Abstract

Background: The lacrimal gland is frequently involved in both IgG4-related disease (IgG4-RD) and Sjogren’s syndrome (SS) and presents with swelling and/or dry eye symptoms. Although a distinct chemokine and cytokine tear profile might distinguish SS from idiopathic dry eye, as of today no study has assessed this issue in IgG4-RD. Objectives: To evaluate and compare a set of chemokine/cytokine in the tears of patients with IgG4-RD and primary SS. Methods: We included 11 patients with IgG4-RD according to the Comprehensive Diagnostic Criteria for IgG4-RD and 17 with primary SS according the AECG criteria, who attended a tertiary referral center in Mexico City. Schirmer-I test were performed using two standardized sterile tear strips, and then immediately frozen at -86°C until assayed. Once defrosted, the tears were extracted from the strips using a buffer containing 0.5 M NaCl and 0.5% Tween-20. Then, the amount (pg/mL) of the following selected chemokines and cytokines were measured by Luminometry: CCL11, G-CSF, IFN-γ, IL-12p40, IL-12p70, IL-13, IL-17A, IL-1α, IL-1β, IL-4, IL-7, CXCL10, CCL2, CCL3, CCL4 and TNF-α. Results: Patients with IgG4-RD were younger (51.3±14.7 vs. 55.7±10.6) and more frequently men (45.5% vs. 5.9%) than SS patients.
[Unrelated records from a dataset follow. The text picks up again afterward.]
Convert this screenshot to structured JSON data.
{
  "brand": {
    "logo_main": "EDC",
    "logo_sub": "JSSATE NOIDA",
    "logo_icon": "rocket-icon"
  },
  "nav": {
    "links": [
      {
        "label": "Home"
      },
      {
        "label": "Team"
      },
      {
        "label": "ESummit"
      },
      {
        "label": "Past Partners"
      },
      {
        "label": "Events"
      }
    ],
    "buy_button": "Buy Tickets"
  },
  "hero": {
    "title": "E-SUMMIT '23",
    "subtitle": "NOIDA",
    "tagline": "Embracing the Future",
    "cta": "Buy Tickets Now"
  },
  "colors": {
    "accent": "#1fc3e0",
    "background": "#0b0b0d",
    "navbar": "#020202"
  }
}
Regarding the IgG4-RD group, 7 (63.6%) had lacrimal gland involvement, 5 (45.5%) dry eye symptoms and 6 (54.5%) positive Schirmer-I test. We observed multi-organic involvement in 9 patients (81.8%), median number of involved organs of 5, 9 (81.8%) patients had active disease, median IgG4-RD responder index of 6 points, 8 (72.7%) patients had high IgG4 serum levels, and 9 (81.8%) biopsy proven diagnosis. We found higher levels of IL-7 and CCL2, and a trend for G-CSF in the IgG4-RD group. Conversely, primary SS patients had higher levels of IL-12p40, IL-1α, IL-1β, CCL3 and CCL4. At the logistic regression analysis, the variables that remained associated with IgG4-RD were IL-7 (OR 1.43 95% CI 1.06-1.93, p=0.01) and IL12p40 (OR 0.92, 95% CI 0.84-0.99, p=0.01). In a sensitivity analysis, including only 7 IgG4-RD patients with dacryoadenitis, we also observed higher levels of IL-7 and G-CSF in the IgG4-RD group vs primary SS. Conclusion: The chemokine and cytokine profile of tears of patients with IgG4-RD is characterized by a mixed immune response (Th1/Th2/Th17) compare with a predominantly Th1 response in primary SS. Our results also suggest a possible role of IL-7 in the pathogenesis of IgG4-RD.